Classical Album Review: François-Xavier Roth and Les Siècles — “Stravinsky: Ballets Russes”

By Jonathan Blumhofer

Texturally, François-Xavier Roth and Les Siècles serve up diaphanous performances.

What benefits can a period ensemble possibly bring to the music of Igor Stravinsky, particularly some of his most groundbreaking fare? That’s the question at the heart of this newest release from François-Xavier Roth and Les Siècles, which features the 20th-century titan’s three ballets for Serge Diaghilev’s Ballets Russe alongside the hodgepodge divertissement Les Orientales.

The answer is, perhaps surprisingly, quite a few good things.

Texturally, Les Siècles performances are diaphanous. Their Firebird, for instance, is stunningly clear: little details of rhythm, texture, color, and melody jump out. The string glissandi at the end of the “Introduction” speak eerily. Dovetailing between woodwind solos in “The Firebird’s Supplications” is seamless. Throughout, the score’s sul ponticello and col legno indications shimmer. The end result is a reading that’s fresh, limber, and profoundly balletic.

At the same time, it’s not wanting for weight or strength, as the thrilling sequence of transitions into the tight, driving “Infernal Dance” — and the burnished account of the coda — attests.

Pétrouchka is likewise clear and fresh. There are further exquisite handoffs between instrumental families in the opening of the Second Tableaux. Both themes in the Ballerina’s waltz with the Moor (in the Third Tableaux) are pristinely balanced. The Fourth Tableau’s opening is thrilling: weightless and flying.

Roth’s interpretation also draws out much of the music’s latent lyricism. The various iterations of the First Tableau’s opening theme consistently sing. So do the score’s numerous solos (especially those for piano, violin, and flute).

Again, Les Siècles’ playing is plenty vigorous. The “Russian Dance” exhibits terrific spunk. Similarly bounding and athletic is the “Coachmen’s Dance.”

Ultimately, this is a purposeful, personable Pétrouchka. There’s a real sense here of what makes this music so bracing: its instrumental daring, rhythmic complexities, harmonic and textural farsightedness. Yet the performance never loses sight of the music’s roots in Russian folklore, -song, and -dance. Yes, in some big moments, instrumental lines that might better speak on modern instruments are swallowed in the din. But the raw energy of Roth’s conducting and Les Siècles’ playing carries the day.

Many of the same qualities appear, too, in The Rite of Spring. The woodwind lines (especially in the famous “Introduction”) are clean and sinuous. “Spring Rounds” floats rather than lumbers.
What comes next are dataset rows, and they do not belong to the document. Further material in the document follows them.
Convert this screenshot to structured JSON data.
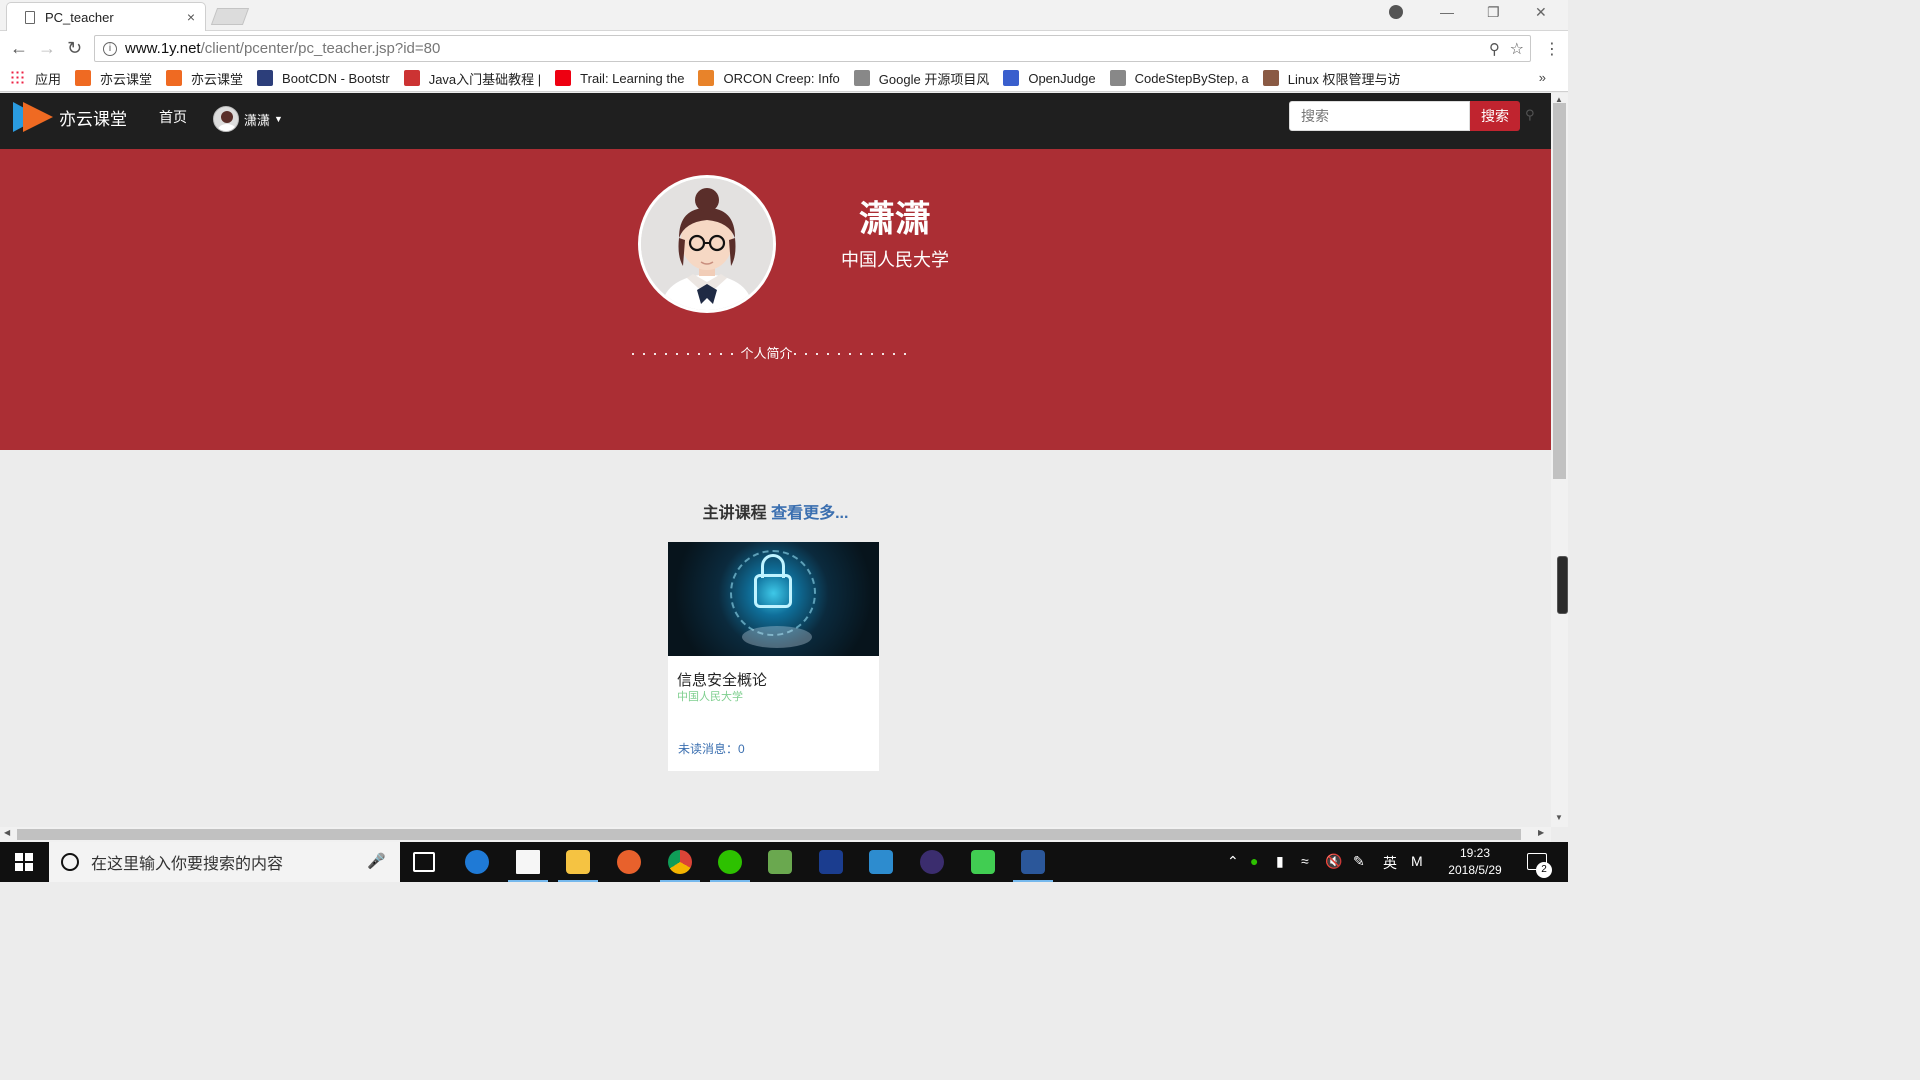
{
  "browser": {
    "tab_title": "PC_teacher",
    "tab_close": "×",
    "url_host": "www.1y.net",
    "url_path": "/client/pcenter/pc_teacher.jsp?id=80",
    "bookmarks": [
      {
        "label": "应用",
        "icon": "apps-grid-icon",
        "color": "#e24"
      },
      {
        "label": "亦云课堂",
        "icon": "yiyun-logo-icon",
        "color": "#ef6a22"
      },
      {
        "label": "亦云课堂",
        "icon": "yiyun-logo-icon",
        "color": "#ef6a22"
      },
      {
        "label": "BootCDN - Bootstr",
        "icon": "bootcdn-icon",
        "color": "#2c3e7a"
      },
      {
        "label": "Java入门基础教程 |",
        "icon": "runoob-icon",
        "color": "#c33"
      },
      {
        "label": "Trail: Learning the",
        "icon": "oracle-icon",
        "color": "#e01"
      },
      {
        "label": "ORCON Creep: Info",
        "icon": "letter-e-icon",
        "color": "#e8832a"
      },
      {
        "label": "Google 开源项目风",
        "icon": "page-icon",
        "color": "#888"
      },
      {
        "label": "OpenJudge",
        "icon": "poj-icon",
        "color": "#3a5fcd"
      },
      {
        "label": "CodeStepByStep, a",
        "icon": "page-icon",
        "color": "#888"
      },
      {
        "label": "Linux 权限管理与访",
        "icon": "linux-site-icon",
        "color": "#8a5a44"
      }
    ],
    "more_bookmarks": "»"
  },
  "site": {
    "logo_text": "亦云课堂",
    "nav_home": "首页",
    "user_name": "潇潇",
    "search_placeholder": "搜索",
    "search_button": "搜索",
    "accent_color": "#ab2e34"
  },
  "profile": {
    "name": "潇潇",
    "school": "中国人民大学",
    "intro_label": "个人简介",
    "intro_dots_left": "..........",
    "intro_dots_right": "..........."
  },
  "courses_section": {
    "title": "主讲课程",
    "more_link": "查看更多...",
    "courses": [
      {
        "name": "信息安全概论",
        "school": "中国人民大学",
        "unread_label": "未读消息：",
        "unread_count": "0"
      }
    ]
  },
  "taskbar": {
    "search_placeholder": "在这里输入你要搜索的内容",
    "ime_lang": "英",
    "ime_mode": "M",
    "time": "19:23",
    "date": "2018/5/29",
    "notification_count": "2"
  }
}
The low-string harmonics at the start of the “Mystic Circle of Young Girls” are miraculously resonant and the concluding “Sacrificial Dance” is wild.

What’s lacking, periodically, is some rhythmic and/or dynamic edge to the proceedings. In the “Sacrificial Dance,” for instance, the timpani’s projections are a shade muffled. So, too, the wailing horns in the “Ritual of Abduction”: they sound rather anemic.
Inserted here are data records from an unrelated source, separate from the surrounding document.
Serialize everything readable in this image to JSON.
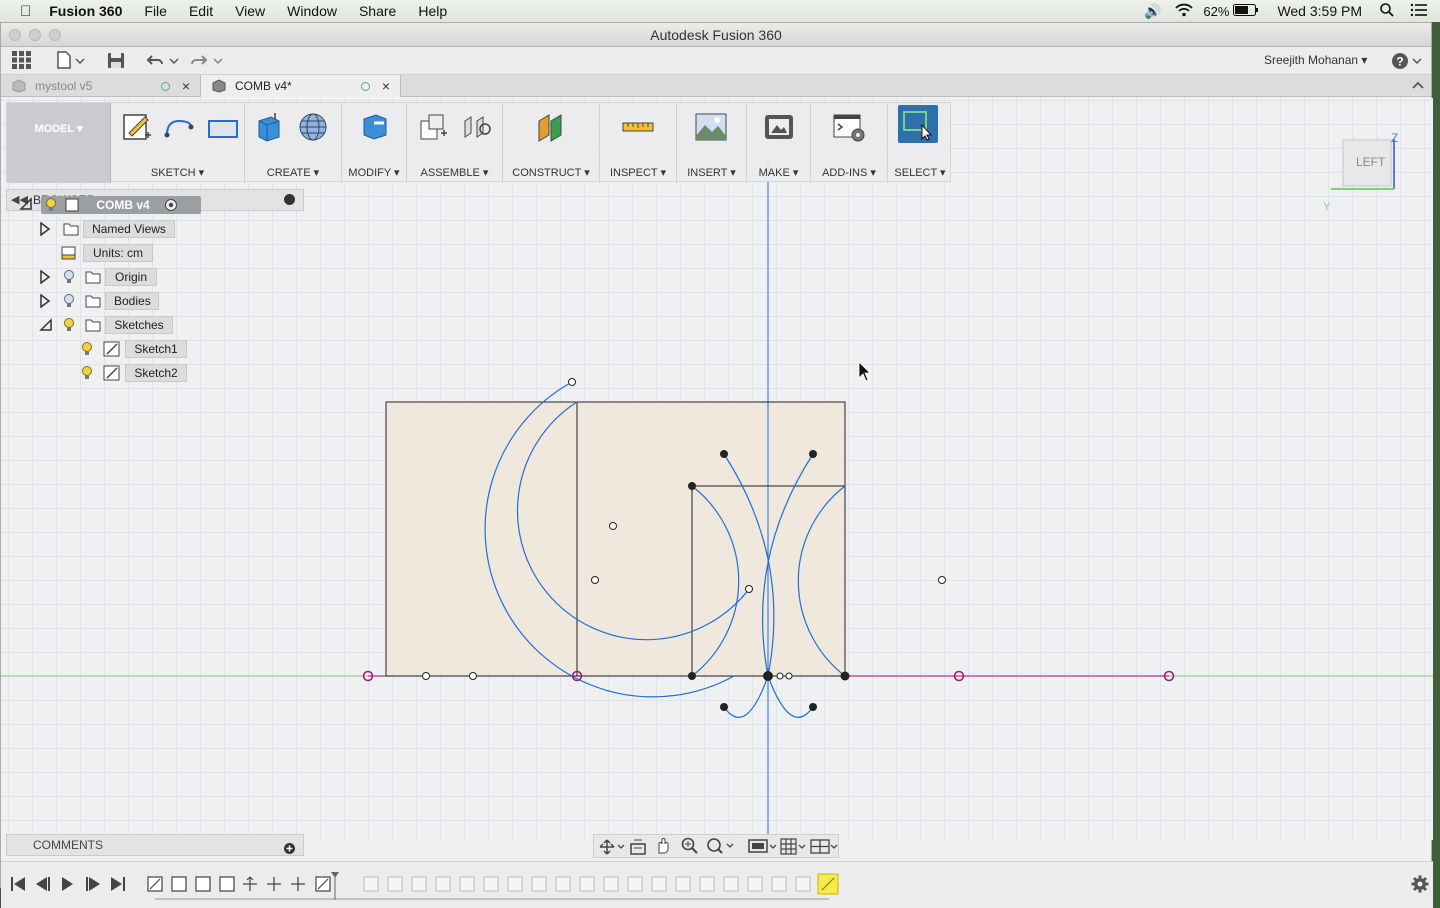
{
  "os_menubar": {
    "app_name": "Fusion 360",
    "items": [
      "File",
      "Edit",
      "View",
      "Window",
      "Share",
      "Help"
    ],
    "battery": "62%",
    "clock": "Wed 3:59 PM"
  },
  "window": {
    "title": "Autodesk Fusion 360"
  },
  "account": {
    "user": "Sreejith Mohanan ▾"
  },
  "doc_tabs": [
    {
      "label": "mystool v5",
      "active": false
    },
    {
      "label": "COMB v4*",
      "active": true
    }
  ],
  "toolbar": {
    "workspace": "MODEL ▾",
    "groups": [
      "SKETCH ▾",
      "CREATE ▾",
      "MODIFY ▾",
      "ASSEMBLE ▾",
      "CONSTRUCT ▾",
      "INSPECT ▾",
      "INSERT ▾",
      "MAKE ▾",
      "ADD-INS ▾",
      "SELECT ▾"
    ]
  },
  "browser": {
    "title": "BROWSER",
    "root": "COMB v4",
    "nodes": [
      "Named Views",
      "Units: cm",
      "Origin",
      "Bodies",
      "Sketches",
      "Sketch1",
      "Sketch2"
    ]
  },
  "viewcube": {
    "face": "LEFT",
    "axis_z": "Z",
    "axis_y": "Y"
  },
  "comments": {
    "title": "COMMENTS"
  },
  "colors": {
    "sketch_curve": "#1f6fd6",
    "sketch_fill": "#efe5da",
    "axis_green": "#7bd27b",
    "constraint": "#a0166f",
    "select_active": "#2f6faa"
  }
}
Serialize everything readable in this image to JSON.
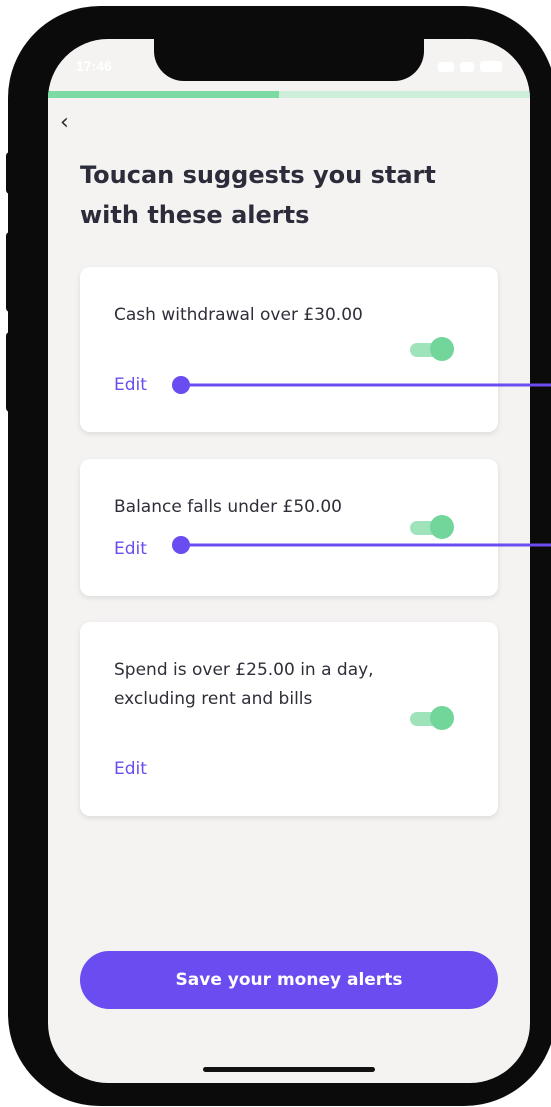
{
  "status_bar": {
    "time": "17:46"
  },
  "navigation": {
    "back_icon": "chevron-left-icon",
    "back_glyph": "‹"
  },
  "onboarding": {
    "progress": 0.5
  },
  "page": {
    "title": "Toucan suggests you start with these alerts"
  },
  "alerts": [
    {
      "text": "Cash withdrawal over £30.00",
      "edit_label": "Edit",
      "enabled": true
    },
    {
      "text": "Balance falls under £50.00",
      "edit_label": "Edit",
      "enabled": true
    },
    {
      "text": "Spend is over £25.00 in a day, excluding rent and bills",
      "edit_label": "Edit",
      "enabled": true
    }
  ],
  "actions": {
    "save_label": "Save your money alerts"
  },
  "colors": {
    "accent": "#6a4cf0",
    "toggle_on": "#72d69a",
    "progress": "#7ddaa2",
    "background": "#f4f3f2",
    "text": "#2c2c3a"
  }
}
Prom 42: Les Siècles and François-Xavier Roth at the Royal Albert Hall in 2017. Photo: Mark Allan

The payoff, though, is a lucid, dancing performance that brilliantly illuminates Stravinsky’s contrapuntal writing in Rite as well as his keen ear for instrumentation. Too often, The Rite of Spring comes off as little more than an orchestral showpiece; in Roth’s hands, it’s that — but it also sounds, fundamentally, like a ballet. That’s a welcome change of pace, even if you’re not about to swap out your Monteux-, Bernstein-, Stravinsky-, Boulez-, or Tilson Thomas-led recordings of the piece for this one.

Rounding things out is a lithe, energetic account of Les Orientales. A potpourri of turn-of-the-century music that broadly evokes the Orient by Alexander Glazunov, Anton Arensky, Christian Sinding, and Edvard Grieg, it’s no masterpiece (certainly not compared with Stravinsky’s contemporaneous ballets). But, for a sense of what else Diaghilev’s company was doing at the time it makes for a welcome listen.
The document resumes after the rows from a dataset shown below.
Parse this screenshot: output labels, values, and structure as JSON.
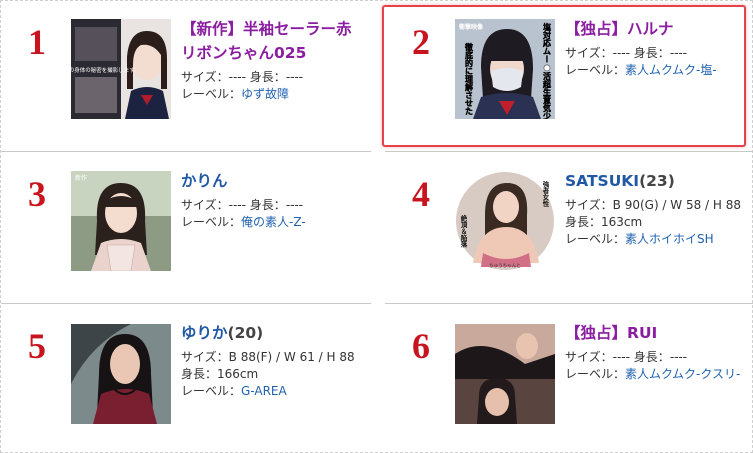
{
  "items": [
    {
      "rank": "1",
      "title_tag": "【新作】",
      "title_name": "半袖セーラー赤リボンちゃん025",
      "title_suffix": "",
      "size_label": "サイズ：",
      "size_value": "----",
      "height_label": "身長：",
      "height_value": "----",
      "label_label": "レーベル：",
      "label_value": "ゆず故障",
      "title_color": "purple",
      "image_desc": "schoolgirl-thumbnail"
    },
    {
      "rank": "2",
      "title_tag": "【独占】",
      "title_name": "ハルナ",
      "title_suffix": "",
      "size_label": "サイズ：",
      "size_value": "----",
      "height_label": "身長：",
      "height_value": "----",
      "label_label": "レーベル：",
      "label_value": "素人ムクムク-塩-",
      "title_color": "purple",
      "image_desc": "masked-girl-thumbnail"
    },
    {
      "rank": "3",
      "title_tag": "",
      "title_name": "かりん",
      "title_suffix": "",
      "size_label": "サイズ：",
      "size_value": "----",
      "height_label": "身長：",
      "height_value": "----",
      "label_label": "レーベル：",
      "label_value": "俺の素人-Z-",
      "title_color": "blue",
      "image_desc": "outdoor-girl-thumbnail"
    },
    {
      "rank": "4",
      "title_tag": "",
      "title_name": "SATSUKI",
      "title_suffix": "(23)",
      "size_label": "サイズ：",
      "size_value": "B 90(G) / W 58 / H 88",
      "height_label": "身長：",
      "height_value": "163cm",
      "label_label": "レーベル：",
      "label_value": "素人ホイホイSH",
      "title_color": "blue",
      "image_desc": "round-portrait-thumbnail"
    },
    {
      "rank": "5",
      "title_tag": "",
      "title_name": "ゆりか",
      "title_suffix": "(20)",
      "size_label": "サイズ：",
      "size_value": "B 88(F) / W 61 / H 88",
      "height_label": "身長：",
      "height_value": "166cm",
      "label_label": "レーベル：",
      "label_value": "G-AREA",
      "title_color": "blue",
      "image_desc": "umbrella-girl-thumbnail"
    },
    {
      "rank": "6",
      "title_tag": "【独占】",
      "title_name": "RUI",
      "title_suffix": "",
      "size_label": "サイズ：",
      "size_value": "----",
      "height_label": "身長：",
      "height_value": "----",
      "label_label": "レーベル：",
      "label_value": "素人ムクムク-クスリ-",
      "title_color": "purple",
      "image_desc": "collage-thumbnail"
    }
  ],
  "thumb_overlay_text": {
    "item1": "女の子の身体の秘密を撮影します。",
    "item2_top": "衝撃映像",
    "item2_left": "徹底的に理解させた",
    "item2_right": "塩対応ムー●活超生意気少女を",
    "item4_right": "強者女性",
    "item4_left": "絶頂＆陥落",
    "item4_bottom": "ちゅうちゃんと",
    "item3_corner": "新作"
  },
  "colors": {
    "rank": "#c8141e",
    "title_purple": "#8a1da0",
    "title_blue": "#2158a6",
    "link": "#2162b0",
    "highlight_border": "#e5424e"
  }
}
Among other things, there’s a snappy “Entrée des Sarrazins” (from Glazunov’s Raymonda), beguiling “Danse orientale” (by Sinding), swooning “La charmeuse de serpent” (by Arensky), and spry “Småtroll” (by Grieg). Roth and his band play the whole thing with panache. You probably won’t want to invest in this album just for Les Orientales, but, as filler, it’s anything but disappointing.


Jonathan Blumhofer is a composer and violist who has been active in the greater Boston area since 2004. His music has received numerous awards and been performed by various ensembles, including the American Composers Orchestra, Kiev Philharmonic, Camerata Chicago, Xanthos Ensemble, and Juventas New Music Group. Since receiving his doctorate from Boston University in 2010, Jon has taught at Clark University, Worcester Polytechnic Institute, and online for the University of Phoenix, in addition to writing music criticism for the Worcester Telegram & Gazette.